PEABODY -- For decades, Peabody Square has earned a reputation as a cut through to downtown Salem, the Northshore Mall, or routes 128 and I-95.

But that reputation is beginning to change, thanks to partnerships between city and state officials and private developers. The Peabody Square traffic reconfiguration is in the books, and the redevelopment of the O'Shea building on Main Street will see a popular restaurant moving to a new home.

Thursday afternoon, city officials welcomed Jay Ash, the state's Secretary of Housing and Economic Development, to celebrate the completion of the Peabody Square project. The project was supported by a $1.8 million Massworks Program grant that provided funding for infrastructure improvements such as new lighting, pedestrian crosswalks, and new outdoor dining space for restaurants to spur economic development and revitalize the downtown.

"Our cities and towns understand the need to invest in their main streets and downtowns to capture economic potential and Peabody is making great strides to do so," Ash said. "We are committed to working with our local partners to pursue innovative strategies to help communities attract private investment, small businesses and new residents with programs that provide technical assistance and flexible resources."

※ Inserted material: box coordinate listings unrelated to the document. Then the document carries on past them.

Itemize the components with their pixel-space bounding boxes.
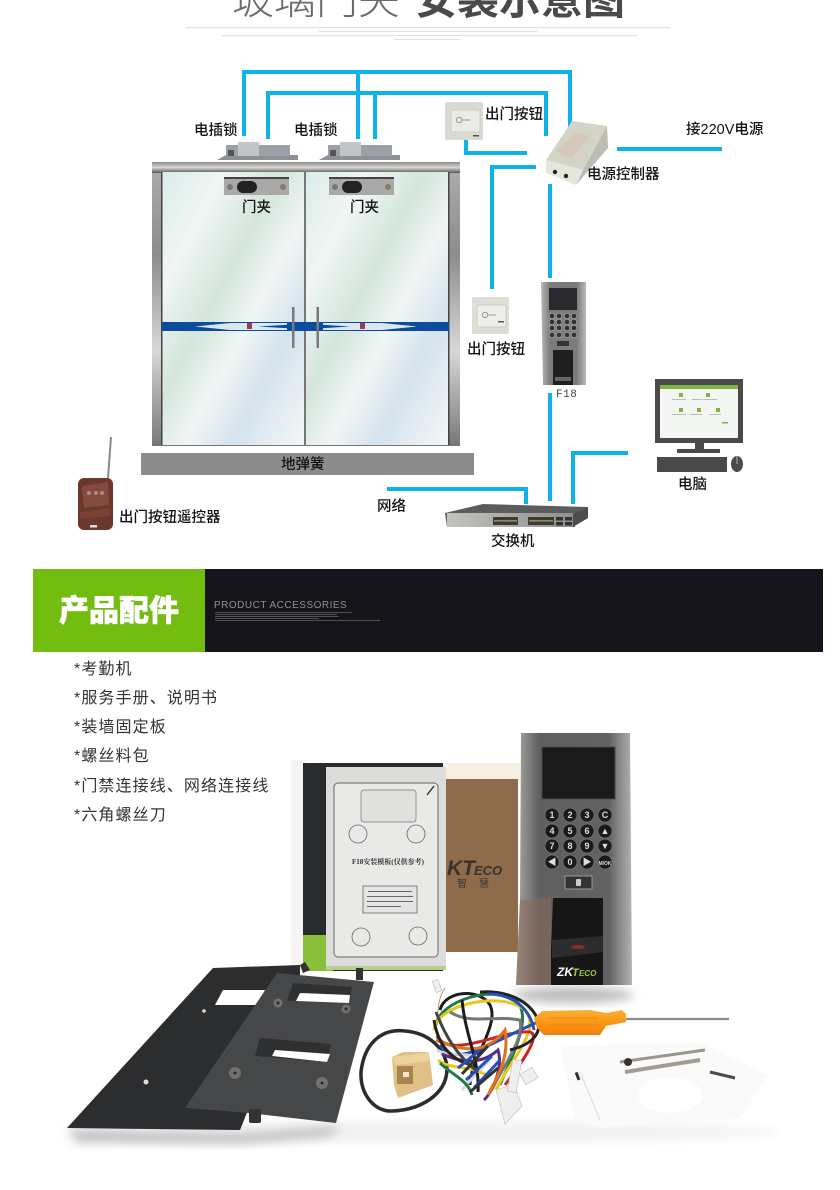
terminal logo: T — [572, 967, 580, 979]
photo: screwdriver — [534, 1010, 729, 1035]
icon: exit button top — [445, 102, 483, 140]
title — [232, 0, 625, 23]
banner dark strip — [205, 569, 823, 652]
icon: power controller — [546, 121, 608, 185]
accessories list — [74, 660, 269, 824]
door clamp right — [329, 177, 394, 195]
photo: F18 terminal: 2 — [567, 810, 573, 820]
floor spring bar — [141, 453, 474, 475]
accessories list: *门禁连接线、网络连接线 — [74, 776, 269, 795]
electric lock left — [217, 142, 298, 160]
photo: brown packaging box: KT — [447, 857, 477, 880]
photo: F18 terminal: 5 — [567, 826, 573, 836]
photo: F18 terminal: 3 — [584, 810, 590, 820]
photo: F18 terminal: M/OK — [598, 861, 612, 867]
label: exit button: 出门按钮 — [467, 340, 525, 358]
accessories list: *螺丝料包 — [74, 747, 150, 765]
banner green tab — [33, 569, 205, 652]
photo: F18 terminal: 9 — [584, 841, 590, 851]
label: switch: 交换机 — [491, 532, 535, 550]
label: power controller: 电源控制器 — [587, 166, 660, 183]
label: exit button: 出门按钮 — [485, 105, 543, 123]
accessories list: *考勤机 — [74, 660, 133, 678]
door handles — [292, 307, 319, 348]
panel: glass double door — [152, 162, 460, 446]
bracket shadow — [70, 1126, 340, 1144]
terminal logo: ECO — [579, 969, 597, 978]
banner dark strip: PRODUCT ACCESSORIES — [214, 600, 347, 611]
icon: remote control — [78, 437, 113, 530]
photo: F18 terminal: ▲ — [601, 826, 609, 836]
label: electric lock: 电插锁 — [294, 122, 338, 139]
label: network: 网络 — [377, 497, 406, 515]
wire connectors — [432, 979, 538, 1124]
banner green tab: 产品配件 — [59, 595, 179, 628]
photo backdrop — [60, 760, 780, 1142]
front plate — [185, 973, 374, 1123]
photo: F18 terminal: 0 — [567, 857, 573, 867]
photo: manual dark cover — [303, 763, 443, 971]
back plate — [67, 965, 300, 1130]
photo: F18 terminal: C — [602, 810, 609, 820]
photo: installation template: F18安装模板(仅供参考) — [352, 857, 425, 866]
photo: F18 terminal — [513, 733, 633, 1003]
accessories list: *装墙固定板 — [74, 718, 167, 736]
photo: F18 terminal: 1 — [549, 810, 555, 820]
label: door clamp: 门夹 — [242, 199, 271, 216]
photo: network cable and coupler — [361, 1031, 447, 1111]
icon: network switch — [445, 504, 588, 527]
floor spring bar: 地弹簧 — [281, 455, 324, 473]
icon: F18 device small — [541, 282, 586, 385]
label: F18: F18 — [556, 389, 577, 401]
photo: brown packaging box — [446, 779, 518, 952]
wiring diagram lines — [244, 72, 722, 504]
photo: F18 terminal: 6 — [584, 826, 590, 836]
photo: F18 terminal: 7 — [549, 841, 555, 851]
photo: screw bag — [560, 1043, 768, 1128]
icon: computer — [655, 379, 743, 472]
accessories list: *六角螺丝刀 — [74, 806, 167, 824]
photo: F18 terminal: ▼ — [601, 841, 609, 851]
label: remote: 出门按钮遥控器 — [119, 508, 221, 526]
photo: installation template — [326, 767, 446, 970]
subtitle fine print — [185, 27, 671, 40]
photo: F18 terminal: ▶ — [582, 857, 592, 867]
photo: F18 terminal: 4 — [549, 826, 555, 836]
icon: exit button middle — [472, 297, 509, 334]
section banner — [33, 569, 823, 652]
photo: wall mounting bracket — [67, 962, 374, 1144]
door clamp left — [224, 177, 289, 195]
label: 220V supply: 接220V电源 — [686, 121, 764, 138]
electric lock right — [319, 142, 400, 160]
label: electric lock: 电插锁 — [194, 122, 238, 139]
photo: brown packaging box: 智慧 — [457, 877, 501, 890]
door decorative blue band — [162, 322, 449, 331]
accessories list: *服务手册、说明书 — [74, 689, 218, 707]
label: door clamp: 门夹 — [350, 199, 379, 216]
terminal logo — [556, 965, 597, 979]
terminal logo: ZK — [556, 965, 574, 979]
photo: F18 terminal: ◀ — [547, 857, 557, 867]
label: computer: 电脑 — [678, 476, 707, 493]
photo: wiring harness — [432, 979, 539, 1124]
photo: brown packaging box: ECO — [474, 863, 502, 878]
photo: F18 terminal: 8 — [567, 841, 573, 851]
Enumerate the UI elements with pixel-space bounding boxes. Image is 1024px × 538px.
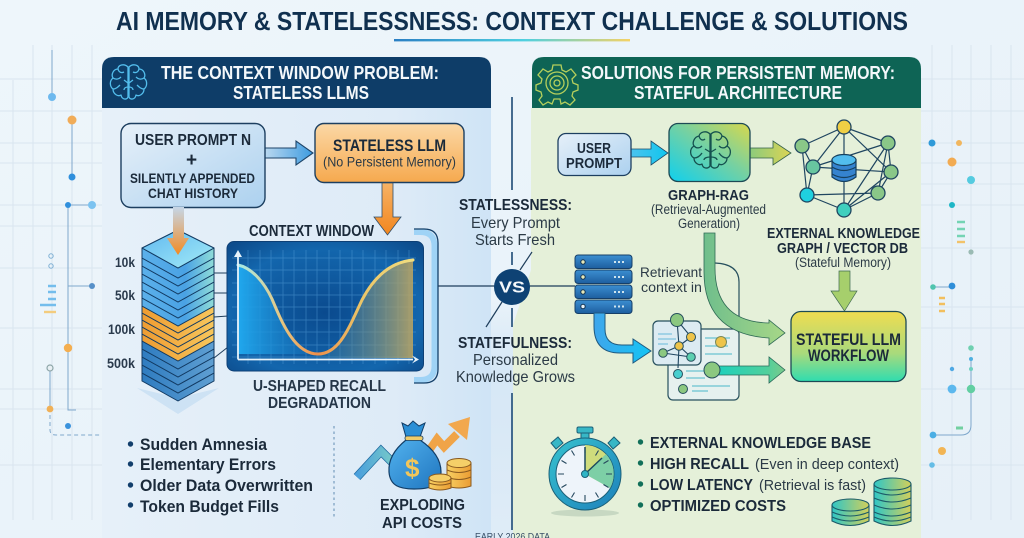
vs badge: VS	[499, 280, 525, 296]
diagram: knowledge graph	[795, 120, 898, 217]
token scale labels: 10k	[115, 255, 135, 270]
icon: database	[832, 154, 856, 182]
token scale labels: 500k	[107, 356, 135, 371]
text: statefulness	[456, 335, 575, 386]
token scale labels: 100k	[108, 322, 135, 337]
text: statelessness: Starts Fresh	[475, 232, 555, 249]
token scale labels: 50k	[115, 288, 135, 303]
box: user prompt	[558, 134, 631, 176]
box: user prompt: +	[186, 150, 197, 171]
box: stateful LLM workflow	[791, 312, 906, 382]
text: graph-rag: Generation)	[678, 216, 740, 231]
text: retrievant context: context in	[641, 279, 702, 295]
arrow: prompt to graph-rag	[631, 141, 668, 165]
heading: U-shaped recall degradation: U-SHAPED RECALL	[253, 378, 386, 395]
text: graph-rag: (Retrieval-Augmented	[651, 202, 766, 217]
arrow: graph-rag to workflow	[704, 233, 785, 345]
list: stateless symptoms: Elementary Errors	[140, 456, 276, 474]
box: user prompt	[121, 124, 265, 208]
icon: gear	[536, 65, 578, 105]
heading: U-shaped recall degradation	[253, 378, 386, 412]
box: user prompt: PROMPT	[566, 156, 622, 172]
icon: money bag and rising cost	[357, 417, 471, 490]
vs badge	[494, 269, 530, 305]
box: stateless LLM: (No Persistent Memory)	[323, 154, 456, 170]
arrow: server to documents	[594, 313, 651, 363]
text: graph-rag: GRAPH-RAG	[668, 187, 749, 204]
heading: context window: CONTEXT WINDOW	[249, 223, 374, 240]
chart: U-shaped recall	[227, 242, 424, 371]
list: stateless symptoms: Older Data Overwritten	[140, 477, 313, 495]
box: user prompt: USER PROMPT N	[135, 132, 251, 149]
arrow: prompt into token stack	[167, 207, 189, 255]
list: stateful benefits: (Even in deep context)	[755, 456, 899, 473]
icon: money bag and rising cost: $	[405, 453, 420, 483]
icon: stopwatch	[549, 427, 621, 516]
list: stateful benefits: (Retrieval is fast)	[759, 477, 866, 494]
text: retrievant context	[640, 264, 702, 295]
text: external knowledge graph	[767, 225, 920, 270]
panel header: solutions: SOLUTIONS FOR PERSISTENT MEMORY:	[581, 63, 895, 83]
box: user prompt: USER	[577, 141, 611, 157]
text: external knowledge graph: EXTERNAL KNOWLEDGE	[767, 225, 920, 242]
panel: solutions background	[513, 108, 921, 538]
list: stateless symptoms: Sudden Amnesia	[140, 436, 268, 454]
text: external knowledge graph: (Stateful Memory)	[795, 255, 891, 270]
list: stateful benefits: LOW LATENCY	[650, 477, 753, 494]
arrow: prompt to stateless LLM	[264, 141, 313, 165]
token stack	[137, 230, 219, 414]
panel header: context window problem	[102, 57, 491, 108]
icon: brain	[110, 65, 147, 99]
heading: exploding API costs: EXPLODING	[380, 497, 465, 514]
documents with retrieved graph	[653, 263, 739, 400]
connectors: stack to chart	[214, 273, 228, 358]
box: stateless LLM: STATELESS LLM	[333, 137, 446, 155]
panel header: context window problem: THE CONTEXT WINDOW PROBLEM:	[161, 63, 439, 83]
text: statefulness: Personalized	[473, 352, 558, 369]
bracket: context window	[414, 229, 438, 383]
heading: U-shaped recall degradation: DEGRADATION	[268, 395, 371, 412]
arrow: graph-rag to knowledge graph	[750, 141, 791, 165]
box: stateful LLM workflow: WORKFLOW	[808, 347, 889, 365]
list: stateful benefits: HIGH RECALL	[650, 456, 749, 473]
list: stateful benefits	[638, 435, 899, 515]
heading: exploding API costs: API COSTS	[382, 515, 462, 532]
icon: server stack	[575, 255, 632, 314]
list: stateful benefits: OPTIMIZED COSTS	[650, 498, 786, 515]
panel: context window problem background	[102, 108, 513, 538]
text: statelessness	[459, 197, 572, 249]
heading: exploding API costs	[380, 497, 465, 532]
vs connectors	[438, 252, 575, 327]
text: external knowledge graph: GRAPH / VECTOR DB	[777, 240, 908, 257]
icon: coin stacks	[832, 478, 911, 526]
box: stateless LLM	[315, 124, 464, 182]
text: statelessness: STATLESSNESS:	[459, 197, 572, 214]
title: AI MEMORY & STATELESSNESS: CONTEXT CHALLENGE & SOLUTIONS	[116, 8, 908, 36]
box: graph-rag with brain	[669, 124, 750, 182]
panel header: context window problem: STATELESS LLMS	[233, 83, 369, 103]
list: stateless symptoms	[128, 436, 313, 516]
list: stateless symptoms: Token Budget Fills	[140, 498, 279, 516]
arrow: stateless LLM to context window	[374, 183, 401, 235]
left decorative circuit	[0, 45, 102, 520]
text: graph-rag	[651, 187, 766, 231]
text: statefulness: Knowledge Grows	[456, 369, 575, 386]
box: stateful LLM workflow: STATEFUL LLM	[796, 331, 901, 349]
right decorative circuit	[921, 45, 1024, 520]
box: user prompt: SILENTLY APPENDED	[130, 171, 255, 186]
text: statelessness: Every Prompt	[471, 215, 561, 232]
arrow: knowledge graph to workflow	[831, 271, 857, 311]
text: statefulness: STATEFULNESS:	[458, 335, 572, 352]
panel header: solutions: STATEFUL ARCHITECTURE	[634, 83, 842, 103]
centre divider	[511, 97, 513, 530]
text: retrievant context: Retrievant	[640, 264, 702, 280]
box: user prompt: CHAT HISTORY	[148, 186, 238, 201]
panel header: solutions	[532, 57, 921, 108]
token scale labels	[107, 255, 135, 371]
arrow: documents to workflow	[704, 357, 785, 383]
list: stateful benefits: EXTERNAL KNOWLEDGE BASE	[650, 435, 871, 452]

The Peabody Square traffic reconfiguration project followed an earlier project in 2014 to ease the traffic flow on Main Street. In all, nearly $6 million has been invested to make the downtown a more desirable location for residents, developers, and commuters, said Mayor Edward A. Bettencourt Jr.

"This is one of the busiest roadways in the state, with nearly 30,000 vehicles traveling down it each day," Bettencourt said, standing near the intersection of Main, Central, Lowell, and Foster streets. "For a couple of decades, downtown Peabody has struggled with an identity as a cut through. Many people have envisioned a revitalized downtown Peabody, and I believed in the vision so much, that it is one of the primary reasons why I ran for mayor."

One of the biggest signs of renewed interest in the downtown is the development of the O'Shea building at the corner of Main and Foster streets. In the spring, Pat Todisco of Todisco properties bought the building at auction for just under $1.5 million with plans to bring a restaurant to the first floor and add more than 20 luxury apartments to the upper floors.

That restaurant will be familiar to Peabody diners, as Brodie's Pub is moving from its current location on Lowell Street to the renovated O'Shea property.

"I enjoy your burgers and look forward to having more legroom in your new restaurant," Ash told Brodie's owner Michael Votto.

State Representative Tom Walsh (D-Peabody) said the work downtown is a prime example of city and state leaders working together with the private sector.

"It can only get better from here; we're going to keep our sleeves rolled up and continue to move forward," Walsh said.